Write a python program to extract all the reactions and compounds to connect all-pairs of pathways.

6. BioMart

http://ensembl.org/biomart

6.1 Basic Notations

SELECT <Attributes> FROM <Dataset> WHERE <Filter>;

Mart: The host for querying
Database: Which database (genes/variants, ...)
Dataset: Which dataset (organism) would you like to extract information from.
Filter: Which genes you want to retrieve information for.
Attributes: What information you want to have for the genes of interest.

$\S$6.2 Exercise

Basic search

Let's start with a simple question: How many proteins in human have the retinol binding domains (IPR002449).

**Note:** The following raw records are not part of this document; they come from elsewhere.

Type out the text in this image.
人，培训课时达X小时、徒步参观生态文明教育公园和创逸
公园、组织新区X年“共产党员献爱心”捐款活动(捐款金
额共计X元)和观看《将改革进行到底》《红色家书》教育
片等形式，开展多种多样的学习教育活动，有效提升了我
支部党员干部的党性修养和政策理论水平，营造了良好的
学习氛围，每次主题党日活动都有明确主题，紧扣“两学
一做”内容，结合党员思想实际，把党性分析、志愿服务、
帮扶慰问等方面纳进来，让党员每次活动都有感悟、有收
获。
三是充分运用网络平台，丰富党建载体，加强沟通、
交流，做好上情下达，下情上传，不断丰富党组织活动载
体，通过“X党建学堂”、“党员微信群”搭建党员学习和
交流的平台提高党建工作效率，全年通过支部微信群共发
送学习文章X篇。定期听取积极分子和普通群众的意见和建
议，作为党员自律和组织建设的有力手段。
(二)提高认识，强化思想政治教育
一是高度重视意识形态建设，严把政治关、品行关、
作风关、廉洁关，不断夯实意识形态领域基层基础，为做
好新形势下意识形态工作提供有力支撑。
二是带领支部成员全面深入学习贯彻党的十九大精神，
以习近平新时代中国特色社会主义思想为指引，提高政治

Retrieve the list of gene names and descriptions.

Challenge

The file data/golub_243_genes.txt hosts the 243 differentially expressed genes between AML and ALL patients and their corresponding gene expression levels in log2 transformation measured by Affymetrix Hgu6800 chips.
The first column is the AFFY HuGeneFL probe IDs. Could you please convert these IDs to the NCBI Entrez Gene ID.
Then find which KEGG pathway has the highest number of associations with these differentially expressed genes.
Which of the above genes have no orthologs in the species Saccharomyces cerevisiae?
(Optional)You could find the Perl scripts for the querying. Can you rewrite it into Python?